What's the problem? I logged into the WebLogic Server Administration Console where our 12c Cloud Control is deployed and looked at the threads (Servers > EMGC_OMS1 > Monitoring > Threads). I noticed there were many stuck threads when we were accessing the DB Instance and Performance pages. I did a thread dump and saw a lot of the following:
"[STUCK] ExecuteThread: '13' for queue: 'weblogic.kernel.Default (self-tuning)'" waiting for lock oracle.jdbc.driver.T4CConnection@6e72e5f2 BLOCKEDIf the other threads weren't stuck, they would be soon. The only other threads running were executing SQL queries on the database. The next obvious step was to check the database. I ran an AWR report for the time the application was hanging and found this:
Physical Reads | Executions | Reads per Exec | %Total | Elapsed Time (s) | %CPU | %IO | SQL Id | SQL Module | SQL Text |
---|---|---|---|---|---|---|---|---|---|
4,217,944 | 1 | 4,217,944.00 | 4.79 | 453.99 | 73.93 | 25.85 | f58fb5n0yvr7c | EM Realtime Connection | select 'uptime' stat_type, rou... |
1 execution running for over 7 minutes from EM? That is not good!

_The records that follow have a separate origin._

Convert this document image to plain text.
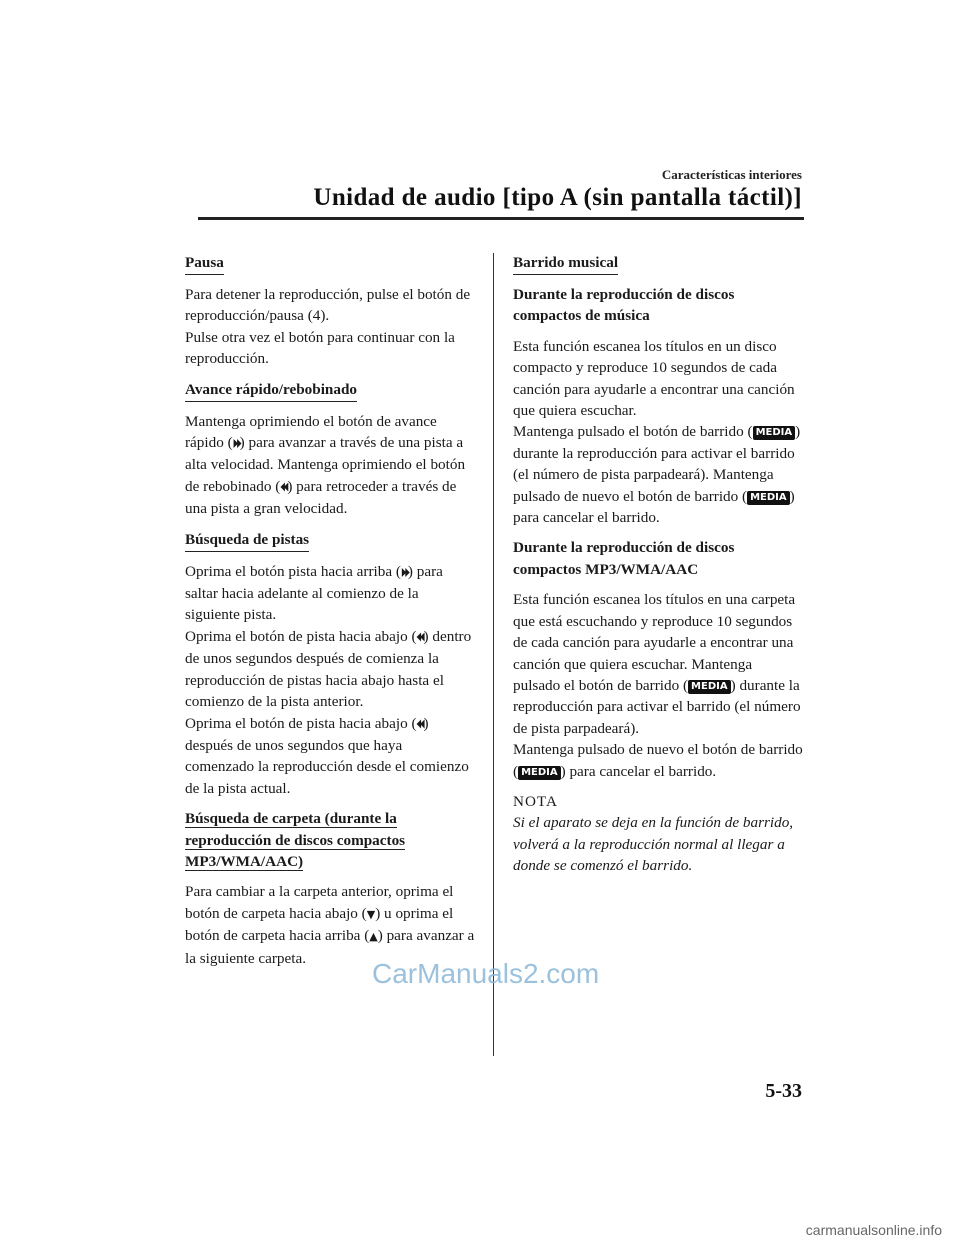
Características interiores
Unidad de audio [tipo A (sin pantalla táctil)]
Pausa

Para detener la reproducción, pulse el botón de reproducción/pausa (4).

Pulse otra vez el botón para continuar con la reproducción.

Avance rápido/rebobinado

Mantenga oprimiendo el botón de avance rápido (⏵⏵) para avanzar a través de una pista a alta velocidad. Mantenga oprimiendo el botón de rebobinado (⏴⏴) para retroceder a través de una pista a gran velocidad.

Búsqueda de pistas

Oprima el botón pista hacia arriba (⏵⏵) para saltar hacia adelante al comienzo de la siguiente pista.

Oprima el botón de pista hacia abajo (⏴⏴) dentro de unos segundos después de comienza la reproducción de pistas hacia abajo hasta el comienzo de la pista anterior.

Oprima el botón de pista hacia abajo (⏴⏴) después de unos segundos que haya comenzado la reproducción desde el comienzo de la pista actual.

Búsqueda de carpeta (durante la
reproducción de discos compactos
MP3/WMA/AAC)

Para cambiar a la carpeta anterior, oprima el botón de carpeta hacia abajo (▼) u oprima el botón de carpeta hacia arriba (▲) para avanzar a la siguiente carpeta.

Barrido musical

Durante la reproducción de discos compactos de música

Esta función escanea los títulos en un disco compacto y reproduce 10 segundos de cada canción para ayudarle a encontrar una canción que quiera escuchar.

Mantenga pulsado el botón de barrido ( MEDIA ) durante la reproducción para activar el barrido (el número de pista parpadeará). Mantenga pulsado de nuevo el botón de barrido ( MEDIA ) para cancelar el barrido.

Durante la reproducción de discos compactos MP3/WMA/AAC

Esta función escanea los títulos en una carpeta que está escuchando y reproduce 10 segundos de cada canción para ayudarle a encontrar una canción que quiera escuchar. Mantenga pulsado el botón de barrido ( MEDIA ) durante la reproducción para activar el barrido (el número de pista parpadeará).

Mantenga pulsado de nuevo el botón de barrido ( MEDIA ) para cancelar el barrido.

NOTA

Si el aparato se deja en la función de barrido, volverá a la reproducción normal al llegar a donde se comenzó el barrido.

CarManuals2.com
5-33
carmanualsonline.info
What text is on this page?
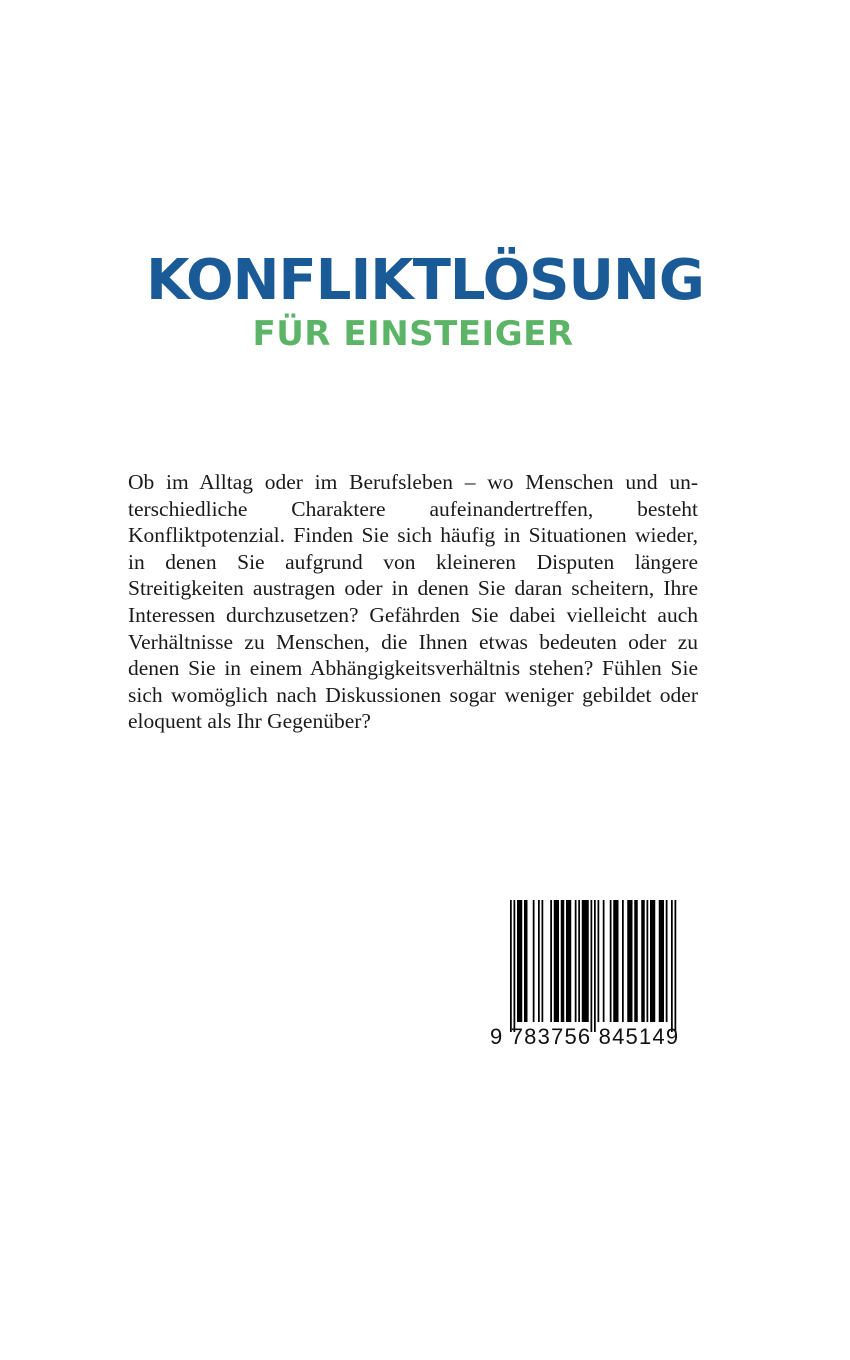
KONFLIKTLÖSUNG
FÜR EINSTEIGER
Ob im Alltag oder im Berufsleben – wo Menschen und unterschiedliche Charaktere aufeinandertreffen, besteht Konfliktpotenzial. Finden Sie sich häufig in Situationen wieder, in denen Sie aufgrund von kleineren Disputen längere Streitigkeiten austragen oder in denen Sie daran scheitern, Ihre Interessen durchzusetzen? Gefährden Sie dabei vielleicht auch Verhältnisse zu Menschen, die Ihnen etwas bedeuten oder zu denen Sie in einem Abhängigkeitsverhältnis stehen? Fühlen Sie sich womöglich nach Diskussionen sogar weniger gebildet oder eloquent als Ihr Gegenüber?
9 783756 845149
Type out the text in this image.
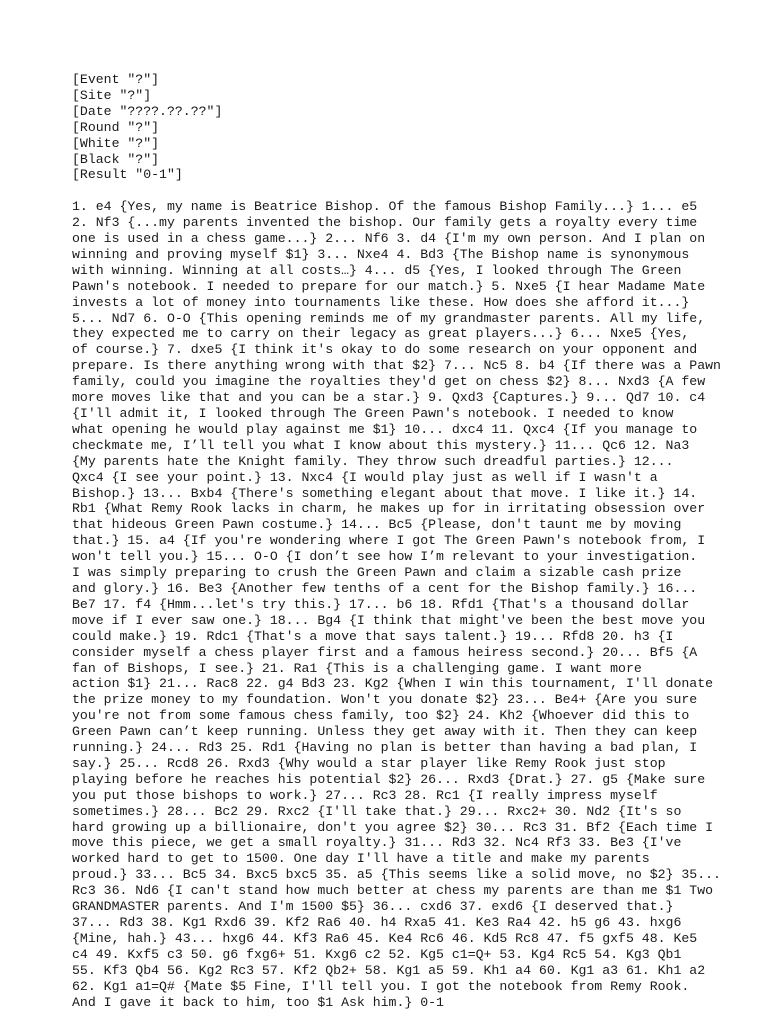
[Event "?"]
[Site "?"]
[Date "????.??.??"]
[Round "?"]
[White "?"]
[Black "?"]
[Result "0-1"]
1. e4 {Yes, my name is Beatrice Bishop. Of the famous Bishop Family...} 1... e5
2. Nf3 {...my parents invented the bishop. Our family gets a royalty every time
one is used in a chess game...} 2... Nf6 3. d4 {I'm my own person. And I plan on
winning and proving myself $1} 3... Nxe4 4. Bd3 {The Bishop name is synonymous
with winning. Winning at all costs…} 4... d5 {Yes, I looked through The Green
Pawn's notebook. I needed to prepare for our match.} 5. Nxe5 {I hear Madame Mate
invests a lot of money into tournaments like these. How does she afford it...}
5... Nd7 6. O-O {This opening reminds me of my grandmaster parents. All my life,
they expected me to carry on their legacy as great players...} 6... Nxe5 {Yes,
of course.} 7. dxe5 {I think it's okay to do some research on your opponent and
prepare. Is there anything wrong with that $2} 7... Nc5 8. b4 {If there was a Pawn
family, could you imagine the royalties they'd get on chess $2} 8... Nxd3 {A few
more moves like that and you can be a star.} 9. Qxd3 {Captures.} 9... Qd7 10. c4
{I'll admit it, I looked through The Green Pawn's notebook. I needed to know
what opening he would play against me $1} 10... dxc4 11. Qxc4 {If you manage to
checkmate me, I’ll tell you what I know about this mystery.} 11... Qc6 12. Na3
{My parents hate the Knight family. They throw such dreadful parties.} 12...
Qxc4 {I see your point.} 13. Nxc4 {I would play just as well if I wasn't a
Bishop.} 13... Bxb4 {There's something elegant about that move. I like it.} 14.
Rb1 {What Remy Rook lacks in charm, he makes up for in irritating obsession over
that hideous Green Pawn costume.} 14... Bc5 {Please, don't taunt me by moving
that.} 15. a4 {If you're wondering where I got The Green Pawn's notebook from, I
won't tell you.} 15... O-O {I don’t see how I’m relevant to your investigation.
I was simply preparing to crush the Green Pawn and claim a sizable cash prize
and glory.} 16. Be3 {Another few tenths of a cent for the Bishop family.} 16...
Be7 17. f4 {Hmm...let's try this.} 17... b6 18. Rfd1 {That's a thousand dollar
move if I ever saw one.} 18... Bg4 {I think that might've been the best move you
could make.} 19. Rdc1 {That's a move that says talent.} 19... Rfd8 20. h3 {I
consider myself a chess player first and a famous heiress second.} 20... Bf5 {A
fan of Bishops, I see.} 21. Ra1 {This is a challenging game. I want more
action $1} 21... Rac8 22. g4 Bd3 23. Kg2 {When I win this tournament, I'll donate
the prize money to my foundation. Won't you donate $2} 23... Be4+ {Are you sure
you're not from some famous chess family, too $2} 24. Kh2 {Whoever did this to
Green Pawn can’t keep running. Unless they get away with it. Then they can keep
running.} 24... Rd3 25. Rd1 {Having no plan is better than having a bad plan, I
say.} 25... Rcd8 26. Rxd3 {Why would a star player like Remy Rook just stop
playing before he reaches his potential $2} 26... Rxd3 {Drat.} 27. g5 {Make sure
you put those bishops to work.} 27... Rc3 28. Rc1 {I really impress myself
sometimes.} 28... Bc2 29. Rxc2 {I'll take that.} 29... Rxc2+ 30. Nd2 {It's so
hard growing up a billionaire, don't you agree $2} 30... Rc3 31. Bf2 {Each time I
move this piece, we get a small royalty.} 31... Rd3 32. Nc4 Rf3 33. Be3 {I've
worked hard to get to 1500. One day I'll have a title and make my parents
proud.} 33... Bc5 34. Bxc5 bxc5 35. a5 {This seems like a solid move, no $2} 35...
Rc3 36. Nd6 {I can't stand how much better at chess my parents are than me $1 Two
GRANDMASTER parents. And I'm 1500 $5} 36... cxd6 37. exd6 {I deserved that.}
37... Rd3 38. Kg1 Rxd6 39. Kf2 Ra6 40. h4 Rxa5 41. Ke3 Ra4 42. h5 g6 43. hxg6
{Mine, hah.} 43... hxg6 44. Kf3 Ra6 45. Ke4 Rc6 46. Kd5 Rc8 47. f5 gxf5 48. Ke5
c4 49. Kxf5 c3 50. g6 fxg6+ 51. Kxg6 c2 52. Kg5 c1=Q+ 53. Kg4 Rc5 54. Kg3 Qb1
55. Kf3 Qb4 56. Kg2 Rc3 57. Kf2 Qb2+ 58. Kg1 a5 59. Kh1 a4 60. Kg1 a3 61. Kh1 a2
62. Kg1 a1=Q# {Mate $5 Fine, I'll tell you. I got the notebook from Remy Rook.
And I gave it back to him, too $1 Ask him.} 0-1
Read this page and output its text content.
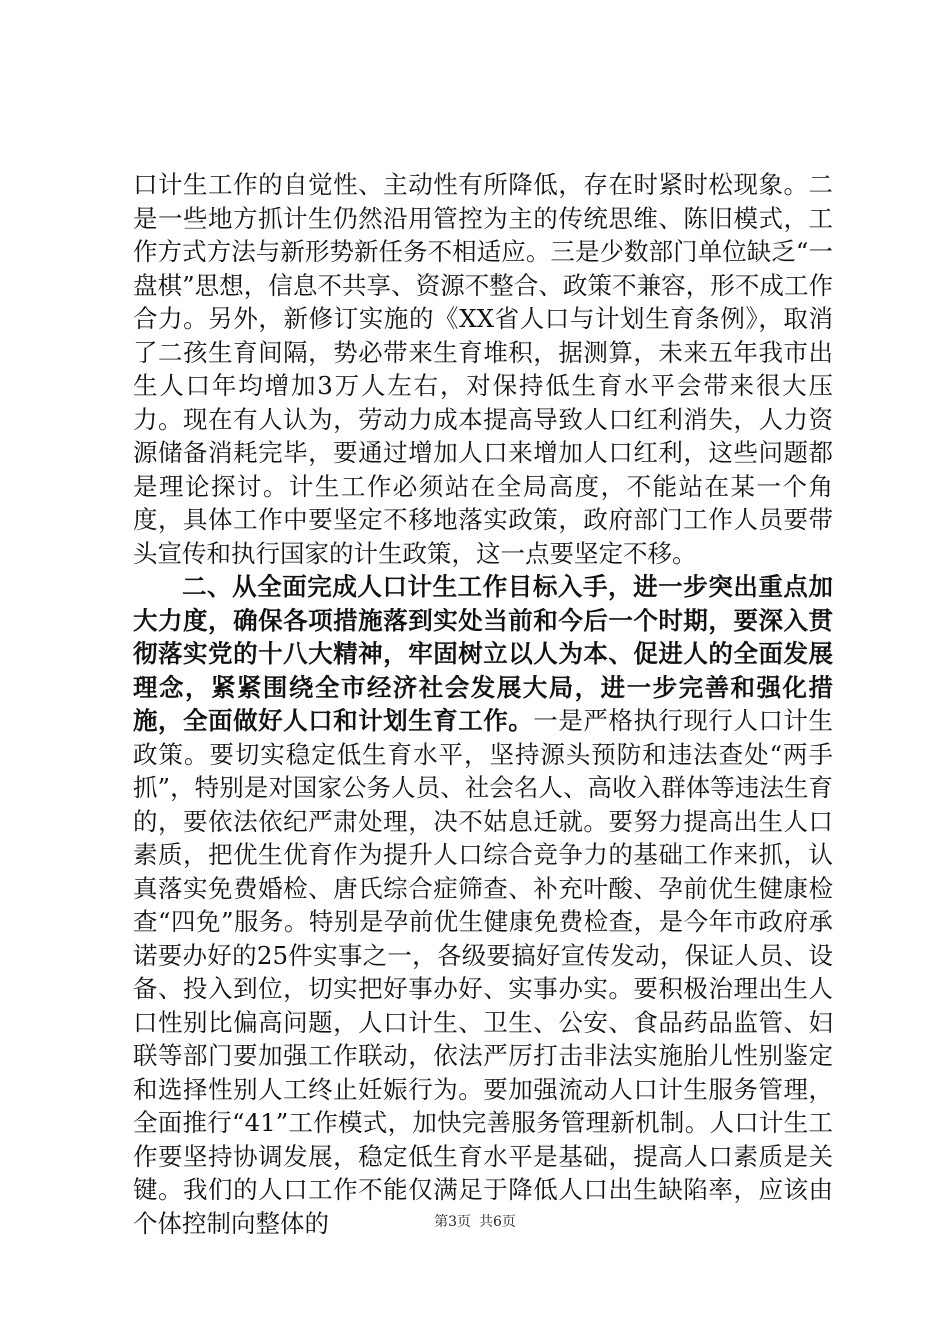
口计生工作的自觉性、主动性有所降低，存在时紧时松现象。二是一些地方抓计生仍然沿用管控为主的传统思维、陈旧模式，工作方式方法与新形势新任务不相适应。三是少数部门单位缺乏“一盘棋”思想，信息不共享、资源不整合、政策不兼容，形不成工作合力。另外，新修订实施的《XX省人口与计划生育条例》，取消了二孩生育间隔，势必带来生育堆积，据测算，未来五年我市出生人口年均增加3万人左右，对保持低生育水平会带来很大压力。现在有人认为，劳动力成本提高导致人口红利消失，人力资源储备消耗完毕，要通过增加人口来增加人口红利，这些问题都是理论探讨。计生工作必须站在全局高度，不能站在某一个角度，具体工作中要坚定不移地落实政策，政府部门工作人员要带头宣传和执行国家的计生政策，这一点要坚定不移。

二、从全面完成人口计生工作目标入手，进一步突出重点加大力度，确保各项措施落到实处当前和今后一个时期，要深入贯彻落实党的十八大精神，牢固树立以人为本、促进人的全面发展理念，紧紧围绕全市经济社会发展大局，进一步完善和强化措施，全面做好人口和计划生育工作。一是严格执行现行人口计生政策。要切实稳定低生育水平，坚持源头预防和违法查处“两手抓”，特别是对国家公务人员、社会名人、高收入群体等违法生育的，要依法依纪严肃处理，决不姑息迁就。要努力提高出生人口素质，把优生优育作为提升人口综合竞争力的基础工作来抓，认真落实免费婚检、唐氏综合症筛查、补充叶酸、孕前优生健康检查“四免”服务。特别是孕前优生健康免费检查，是今年市政府承诺要办好的25件实事之一，各级要搞好宣传发动，保证人员、设备、投入到位，切实把好事办好、实事办实。要积极治理出生人口性别比偏高问题，人口计生、卫生、公安、食品药品监管、妇联等部门要加强工作联动，依法严厉打击非法实施胎儿性别鉴定和选择性别人工终止妊娠行为。要加强流动人口计生服务管理，全面推行“41”工作模式，加快完善服务管理新机制。人口计生工作要坚持协调发展，稳定低生育水平是基础，提高人口素质是关键。我们的人口工作不能仅满足于降低人口出生缺陷率，应该由个体控制向整体的	第3页 共6页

Here is the full SQL (formatted)
SELECT 'uptime' stat_type,
ROUND ( (SYSDATE - startup_time) * 24) v1,
NULL v2,
version v3,
NULL v4
FROM v$instance
UNION ALL
SELECT 'total_sga',
SUM (VALUE) / 1024 / 1024 v1,
NULL v2,
NULL v3,
NULL v4
FROM v$sga
UNION ALL
SELECT 'storage',
SUM (NVL (f.total_gb, 0) - NVL (s.used_gb, 0)) v1,
NULL v2,
NULL v3,
NULL v4
FROM dba_tablespaces t,
( SELECT tablespace_name,
SUM (NVL (bytes, 0)) / (1024 * 1024 * 1024) total_gb
FROM dba_data_files
GROUP BY tablespace_name) f,
( SELECT tablespace_name,
SUM (NVL (bytes, 0)) / (1024 * 1024 * 1024) used_gb
FROM dba_segments
GROUP BY tablespace_name) s
WHERE t.tablespace_name = f.tablespace_name(+)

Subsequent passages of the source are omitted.